1980 yılında lisesinden mezun olan Erdal Tosun, 1982 yılında Atıf Yılmaz’ın teklifiyle “Mine” filminde oynayarak sinema oyunculuğuna başlar. Mimar Sinan Üniversitesi Devlet Konservatuvarından mezun olduktan sonra Uğur Yücel’le birlikte Özel Tiyatro’yu kurarlar. Antalya Devlet Tiyatrosu kadrosunda yer alır, Murathan Mungan’ın “Mezopotamya Üçlemesi” adlı oyununda oynar. Devlet Tiyatrolarından ayrıldıktan sonra BKM oyuncuları arasına katılan Erdal Tosun, “Bir Demet Tiyatro”da canlandırdığı Eyvah Necdet, Spartaküs Vedat ve İri Hikmet rollerindeki başarı ve sempatisiyle büyük beğeni kazanır.

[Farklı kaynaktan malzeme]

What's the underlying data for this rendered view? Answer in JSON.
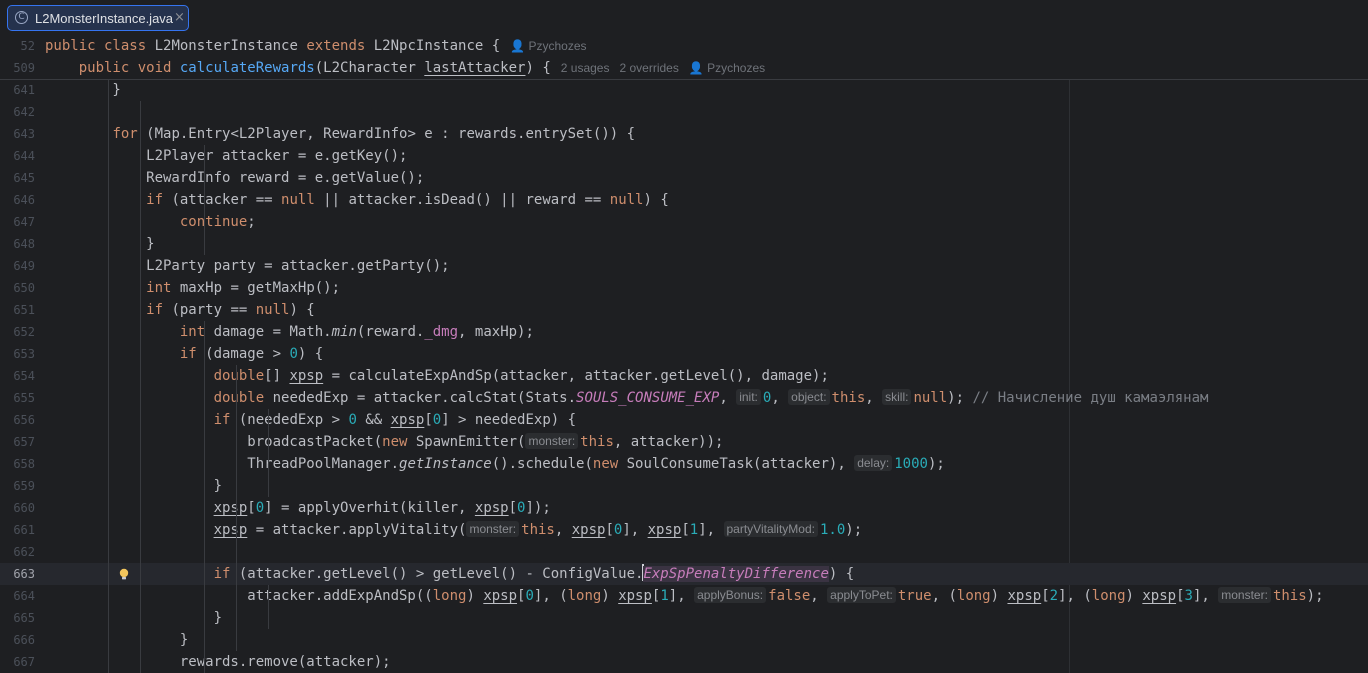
{
  "tab": {
    "label": "L2MonsterInstance.java",
    "icon": "java-class-icon",
    "close": "×"
  },
  "sticky": [
    {
      "ln": "52",
      "html": "<span class=\"k\">public class</span> L2MonsterInstance <span class=\"k\">extends</span> L2NpcInstance {<span class=\"meta\">👤 Pzychozes</span>"
    },
    {
      "ln": "509",
      "html": "    <span class=\"k\">public void</span> <span class=\"f\">calculateRewards</span>(L2Character <span class=\"u\">lastAttacker</span>) {<span class=\"meta\">2 usages</span><span class=\"meta\">2 overrides</span><span class=\"meta\">👤 Pzychozes</span>"
    }
  ],
  "lines": [
    {
      "ln": "641",
      "html": "        }"
    },
    {
      "ln": "642",
      "html": ""
    },
    {
      "ln": "643",
      "html": "        <span class=\"k\">for</span> (Map.Entry&lt;L2Player, RewardInfo&gt; e : rewards.entrySet()) {"
    },
    {
      "ln": "644",
      "html": "            L2Player attacker = e.getKey();"
    },
    {
      "ln": "645",
      "html": "            RewardInfo reward = e.getValue();"
    },
    {
      "ln": "646",
      "html": "            <span class=\"k\">if</span> (attacker == <span class=\"k\">null</span> || attacker.isDead() || reward == <span class=\"k\">null</span>) {"
    },
    {
      "ln": "647",
      "html": "                <span class=\"k\">continue</span>;"
    },
    {
      "ln": "648",
      "html": "            }"
    },
    {
      "ln": "649",
      "html": "            L2Party party = attacker.getParty();"
    },
    {
      "ln": "650",
      "html": "            <span class=\"k\">int</span> maxHp = getMaxHp();"
    },
    {
      "ln": "651",
      "html": "            <span class=\"k\">if</span> (party == <span class=\"k\">null</span>) {"
    },
    {
      "ln": "652",
      "html": "                <span class=\"k\">int</span> damage = Math.<span class=\"m\">min</span>(reward.<span class=\"s\" style=\"font-style:normal\">_dmg</span>, maxHp);"
    },
    {
      "ln": "653",
      "html": "                <span class=\"k\">if</span> (damage &gt; <span class=\"n\">0</span>) {"
    },
    {
      "ln": "654",
      "html": "                    <span class=\"k\">double</span>[] <span class=\"u\">xpsp</span> = calculateExpAndSp(attacker, attacker.getLevel(), damage);"
    },
    {
      "ln": "655",
      "html": "                    <span class=\"k\">double</span> neededExp = attacker.calcStat(Stats.<span class=\"s\">SOULS_CONSUME_EXP</span>, <span class=\"hint\">init:</span><span class=\"n\">0</span>, <span class=\"hint\">object:</span><span class=\"k\">this</span>, <span class=\"hint\">skill:</span><span class=\"k\">null</span>); <span class=\"c\">// Начисление душ камаэлянам</span>"
    },
    {
      "ln": "656",
      "html": "                    <span class=\"k\">if</span> (neededExp &gt; <span class=\"n\">0</span> &amp;&amp; <span class=\"u\">xpsp</span>[<span class=\"n\">0</span>] &gt; neededExp) {"
    },
    {
      "ln": "657",
      "html": "                        broadcastPacket(<span class=\"k\">new</span> SpawnEmitter(<span class=\"hint\">monster:</span><span class=\"k\">this</span>, attacker));"
    },
    {
      "ln": "658",
      "html": "                        ThreadPoolManager.<span class=\"m\">getInstance</span>().schedule(<span class=\"k\">new</span> SoulConsumeTask(attacker), <span class=\"hint\">delay:</span><span class=\"n\">1000</span>);"
    },
    {
      "ln": "659",
      "html": "                    }"
    },
    {
      "ln": "660",
      "html": "                    <span class=\"u\">xpsp</span>[<span class=\"n\">0</span>] = applyOverhit(killer, <span class=\"u\">xpsp</span>[<span class=\"n\">0</span>]);"
    },
    {
      "ln": "661",
      "html": "                    <span class=\"u\">xpsp</span> = attacker.applyVitality(<span class=\"hint\">monster:</span><span class=\"k\">this</span>, <span class=\"u\">xpsp</span>[<span class=\"n\">0</span>], <span class=\"u\">xpsp</span>[<span class=\"n\">1</span>], <span class=\"hint\">partyVitalityMod:</span><span class=\"n\">1.0</span>);"
    },
    {
      "ln": "662",
      "html": ""
    },
    {
      "ln": "663",
      "html": "                    <span class=\"k\">if</span> (attacker.getLevel() &gt; getLevel() - ConfigValue.<span class=\"caret\"></span><span class=\"s hl\">ExpSpPenaltyDifference</span>) {",
      "current": true
    },
    {
      "ln": "664",
      "html": "                        attacker.addExpAndSp((<span class=\"k\">long</span>) <span class=\"u\">xpsp</span>[<span class=\"n\">0</span>], (<span class=\"k\">long</span>) <span class=\"u\">xpsp</span>[<span class=\"n\">1</span>], <span class=\"hint\">applyBonus:</span><span class=\"k\">false</span>, <span class=\"hint\">applyToPet:</span><span class=\"k\">true</span>, (<span class=\"k\">long</span>) <span class=\"u\">xpsp</span>[<span class=\"n\">2</span>], (<span class=\"k\">long</span>) <span class=\"u\">xpsp</span>[<span class=\"n\">3</span>], <span class=\"hint\">monster:</span><span class=\"k\">this</span>);"
    },
    {
      "ln": "665",
      "html": "                    }"
    },
    {
      "ln": "666",
      "html": "                }"
    },
    {
      "ln": "667",
      "html": "                rewards.remove(attacker);"
    }
  ]
}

Kısacık hayatına 40 sinema filmi, 13 uzun soluklu televizyon dizisi sığdıran Erdal Tosun “Rina” adlı filmde canlandırdığı ‘Memo’ karakteriyle söylediği “Hüzünlü değilim, mizacım böyle (…) Ne olmuş yani büyük adam olamadıksa, hayallerimizi satmadık ya” repliğiyle belleklerimizde unutulmaz bir iz bırakır.

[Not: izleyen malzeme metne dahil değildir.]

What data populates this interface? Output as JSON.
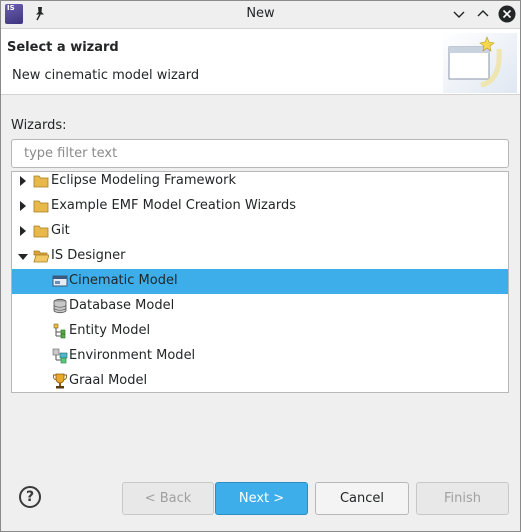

Erken ölüm ve trafik kazası Tosun ailesinin “yazgısı gibi” Erdal Tosun da geçirdiği bir trafik kazasıyla aramızdan ayrılır. Böbrek hastası olan ve diyalize giderken 30 Kasım 2016 tarihinde, Büyükdere Caddesi Jandarma Komutanlığı kavşağında geçirdiği trafik kazasında yaşamını yitiren Erdal Tosun Zincirlikuyu Mezarlığında toprağa verilir.
GÜRDAL TOSUN
14 Mart 1967 tarihinde ikinci oğlu Gürdal doğar. O da babası, abisi gibi gürbüz, soyadı gibi tosun olur. Mutluluğunu sık sık çocuklarıyla oyunlar oynarken fotoğraflar çektirerek görüntüler Necdet Tosun. Babası ve ağabeyi gibi oyuncu olmaya karar veren Gürdal Tosun üç yıl arka arkaya konservatuvar sınavlarına girer fakat aşırı kilosu nedeniyle okula kabul edilmez. Levent Kırca Tiyatrosunda gişede bilet satmaya başlayan Gürdal Tosun azimlidir, hızla kilo vererek sonunda konservatuvara girmeyi başarır. Mimar Sinan Üniversitesi Devlet Konservatuvarı Oyunculuk Bölümünü 1990 yılında bitirdikten sonra, Devlet Tiyatroları, İstanbul Şehir Tiyatroları, Bakırköy Belediye Tiyatrosu gibi tiyatrolarda görev yapar
Ağabeyi gibi BKM kadrosuna katılan Gürdal Tosun canlandırdığı Laz Bakkal’ın çırağı ‘Tombalak’ karakteriyle büyük beğeni kazanır. Çok sempatik ve sevimlidir. 5 yaşındayken babasıyla aynı filmde çocuk oyuncu olarak yer alan Gürdal Tosun, bazı filmlerde seslendirme de yapar. “Bir Demet Tiyatro” dışında Yılmaz Erdoğan-Demet Akbağ’ın “Otogargara”, “Sen Hiç Ateş Böceği Gördün mü?” oyunlarında yer alır.
Ağabeyi gibi böbrek hastası olan, böbrek yetmezliği yaşayan sempatik oyuncu, 22 Ağustos 2000’de hastaneye yatırılarak, tedavi altına alınır. Nakledilecek böbrek bekleyen Gürdal Tosun, 30 Ağustos 2000 tarihinde gece saatlerinde fenalaştığında tüm tıbbi müdahalelere rağmen kurtarılamaz. Zincirlikuyu Mezarlığında babasının yanına defnedilir.